Schwester Eistens Kleidung war von Wasser vollgesogen. Das Seewasser hatte ihr Haar dicht an den Kopf und über ihr bleiches, volles Gesicht geklebt. Ihre Züge waren vom Entsetzen eines gewaltsamen Todes verzerrt. Ihr prachtvolles Kruzifix hing noch fest an ihrem Hals.
»Kein schöner Anblick«, knurrte Midach, als er Fidelma an seiner Seite bemerkte. »Halte die Laterne höher, Martan«, fügte er, rasch an den Apotheker gewandt, hinzu.
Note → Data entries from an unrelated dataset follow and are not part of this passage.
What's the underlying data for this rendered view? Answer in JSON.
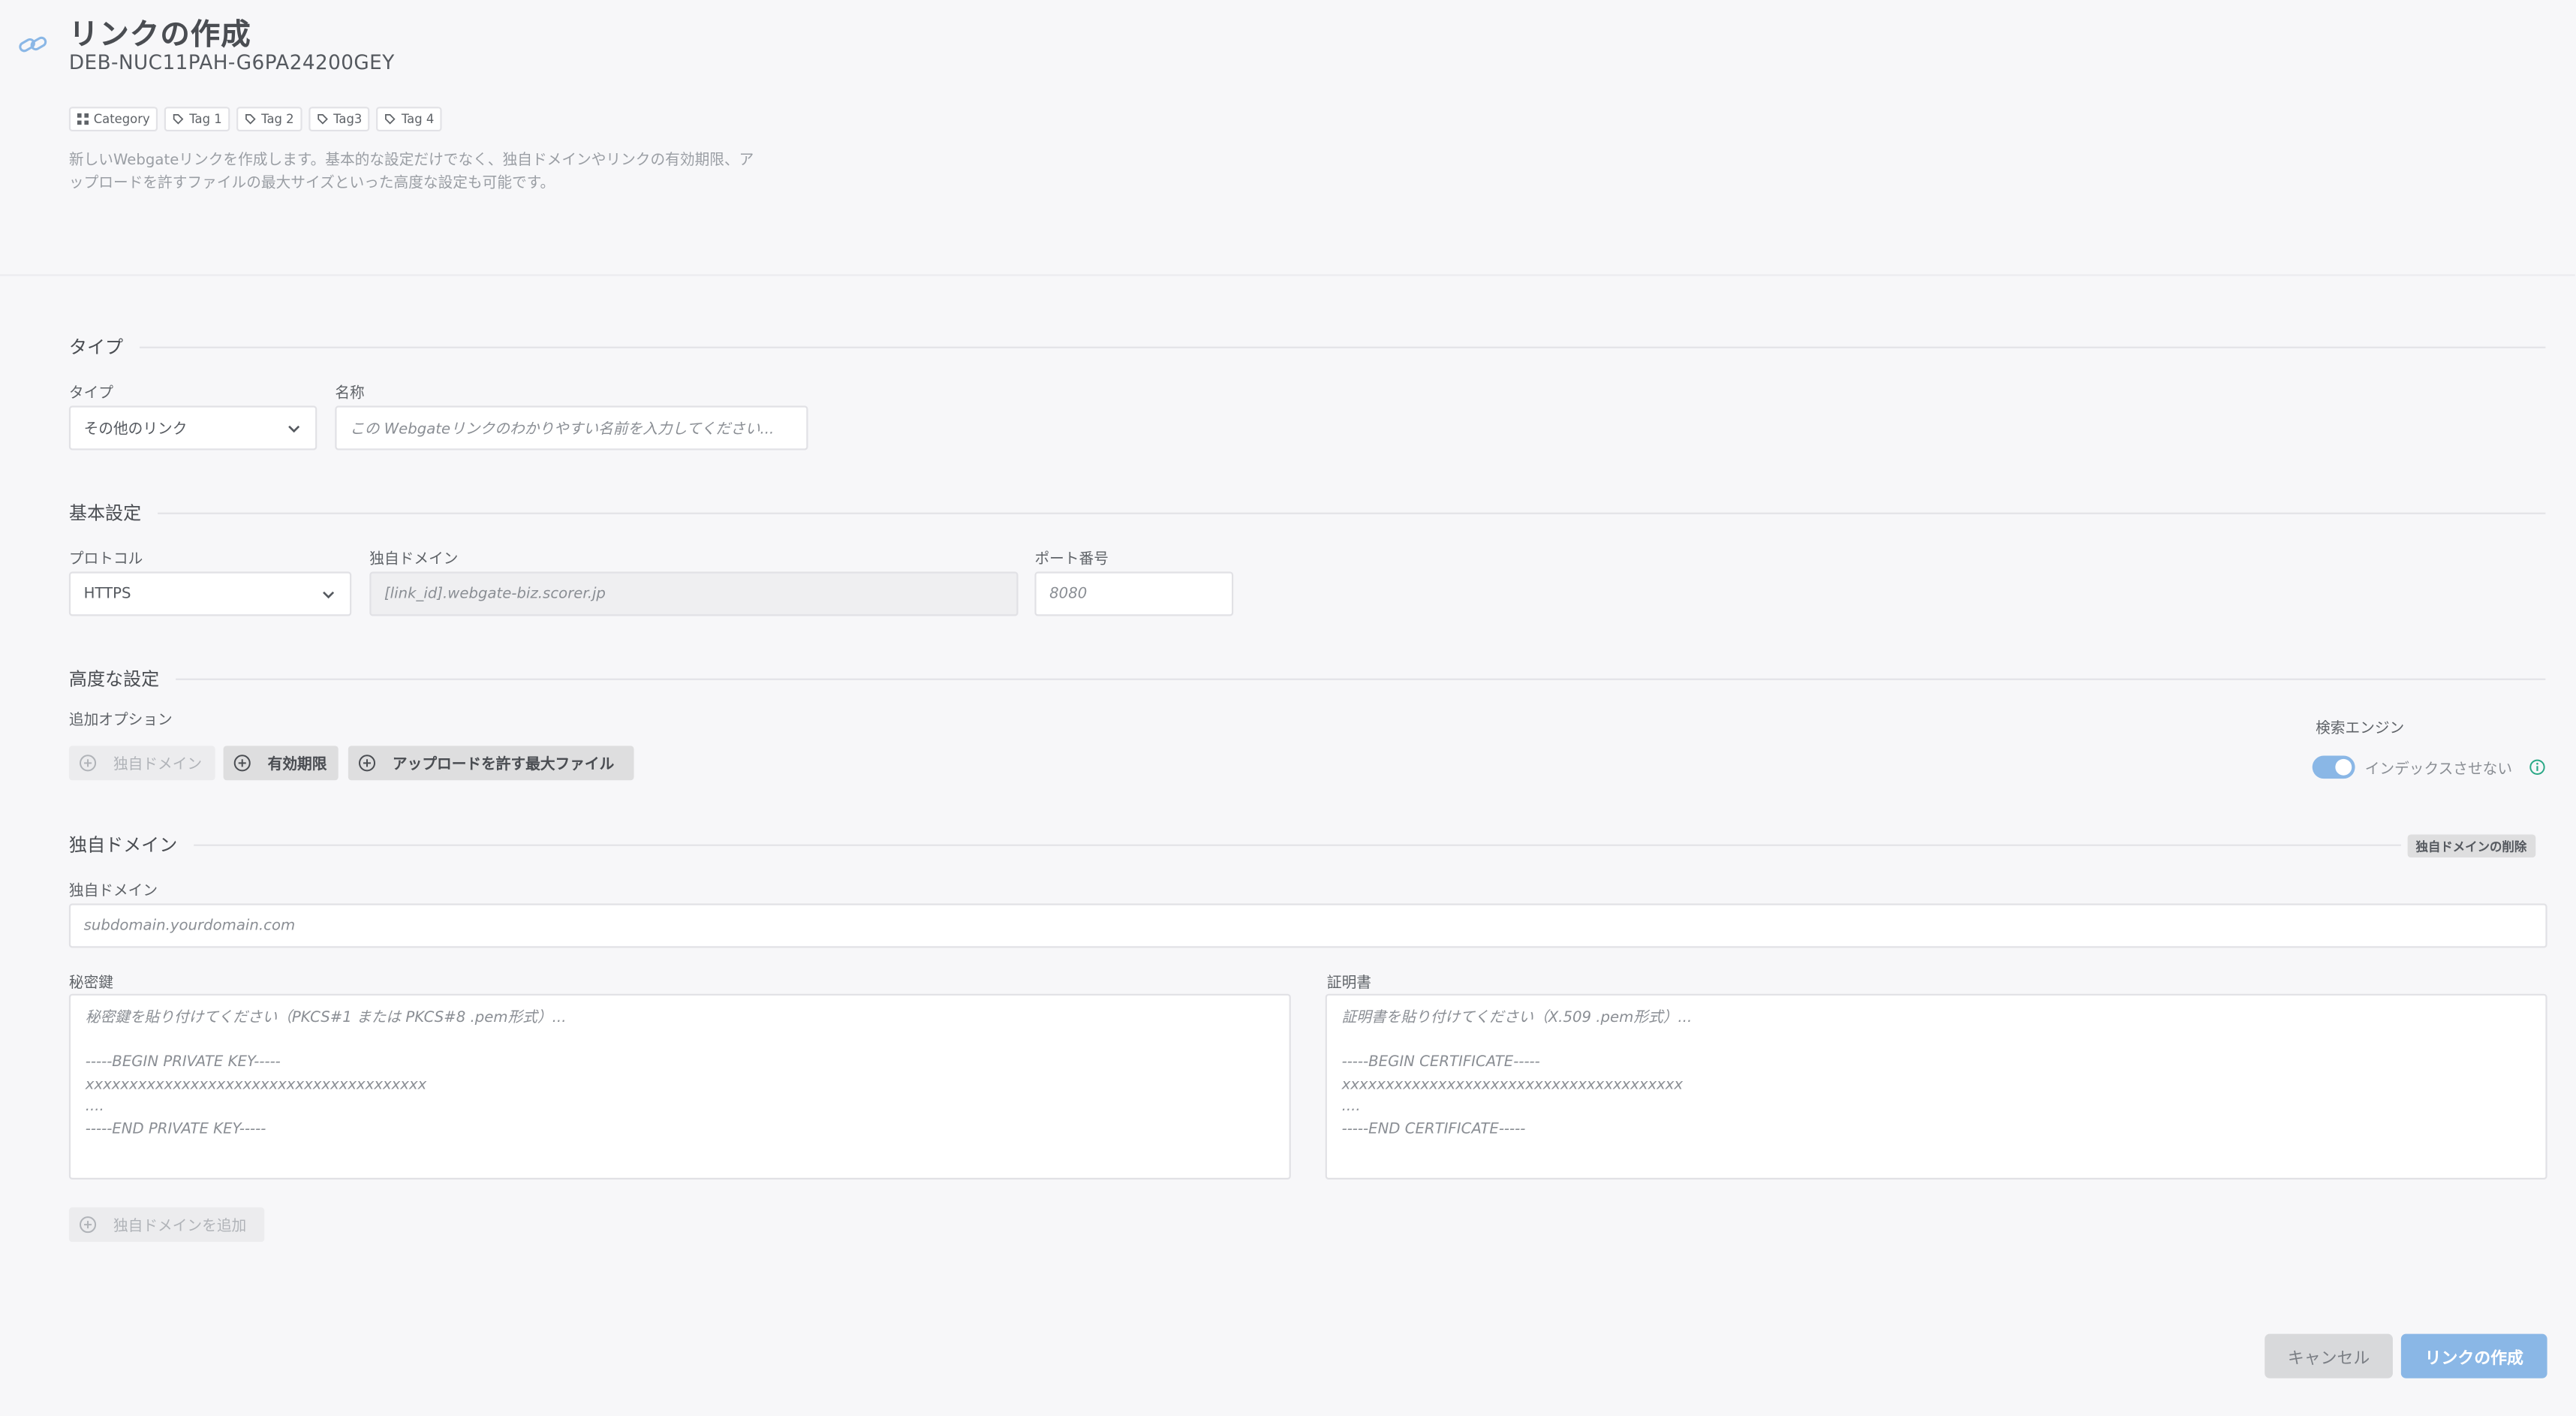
{
  "header": {
    "title": "リンクの作成",
    "subtitle": "DEB-NUC11PAH-G6PA24200GEY",
    "tags": [
      "Category",
      "Tag 1",
      "Tag 2",
      "Tag3",
      "Tag 4"
    ],
    "description_line1": "新しいWebgateリンクを作成します。基本的な設定だけでなく、独自ドメインやリンクの有効期限、ア",
    "description_line2": "ップロードを許すファイルの最大サイズといった高度な設定も可能です。"
  },
  "type_section": {
    "title": "タイプ",
    "type_label": "タイプ",
    "type_value": "その他のリンク",
    "name_label": "名称",
    "name_placeholder": "この Webgateリンクのわかりやすい名前を入力してください..."
  },
  "basic_section": {
    "title": "基本設定",
    "protocol_label": "プロトコル",
    "protocol_value": "HTTPS",
    "domain_label": "独自ドメイン",
    "domain_placeholder": "[link_id].webgate-biz.scorer.jp",
    "port_label": "ポート番号",
    "port_placeholder": "8080"
  },
  "advanced_section": {
    "title": "高度な設定",
    "options_label": "追加オプション",
    "options": [
      "独自ドメイン",
      "有効期限",
      "アップロードを許す最大ファイル"
    ],
    "search_engine_label": "検索エンジン",
    "noindex_label": "インデックスさせない",
    "noindex_enabled": true
  },
  "custom_domain_section": {
    "title": "独自ドメイン",
    "delete_label": "独自ドメインの削除",
    "domain_label": "独自ドメイン",
    "domain_placeholder": "subdomain.yourdomain.com",
    "private_key_label": "秘密鍵",
    "private_key_placeholder": "秘密鍵を貼り付けてください（PKCS#1 または PKCS#8 .pem形式）...\n\n-----BEGIN PRIVATE KEY-----\nxxxxxxxxxxxxxxxxxxxxxxxxxxxxxxxxxxxxxxx\n....\n-----END PRIVATE KEY-----",
    "certificate_label": "証明書",
    "certificate_placeholder": "証明書を貼り付けてください（X.509 .pem形式）...\n\n-----BEGIN CERTIFICATE-----\nxxxxxxxxxxxxxxxxxxxxxxxxxxxxxxxxxxxxxxx\n....\n-----END CERTIFICATE-----",
    "add_domain_label": "独自ドメインを追加"
  },
  "footer": {
    "cancel_label": "キャンセル",
    "create_label": "リンクの作成"
  },
  "colors": {
    "accent": "#8ab7e6",
    "background": "#f7f7f9"
  }
}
»Das ist ein gewaltsamer Tod nie«, murmelte Fidelma. »Hat sie Selbstmord begangen?«
Midach sah Fidelma einen Moment nachdenklich an und schüttelte verneinend den Kopf. »Was veranlaßt dich zu dieser Frage?«
»Sie erlitt einen Schock, als Rae na Scríne zerstört wurde, und sie war ganz niedergedrückt, als das Baby, das sie gerettet hatte, bald darauf starb. Möglicherweise hat sie sich die Schuld daran gegeben. Ich sah sie heute morgen, und da hatte sie sich noch nicht wieder erholt. Ein Raubmord war es offensichtlich auch nicht, denn sie trägt immer noch ihr wertvolles Kruzifix.«
»Ich glaube nicht, daß sie Selbstmord begangen hat«, erwiderte Bruder Midach.
»Woraus schließt du das?«
Bruder Midach drehte den Kopf des toten Mädchens leicht zur Seite und ließ Bruder Martan die Laterne näher heranhalten.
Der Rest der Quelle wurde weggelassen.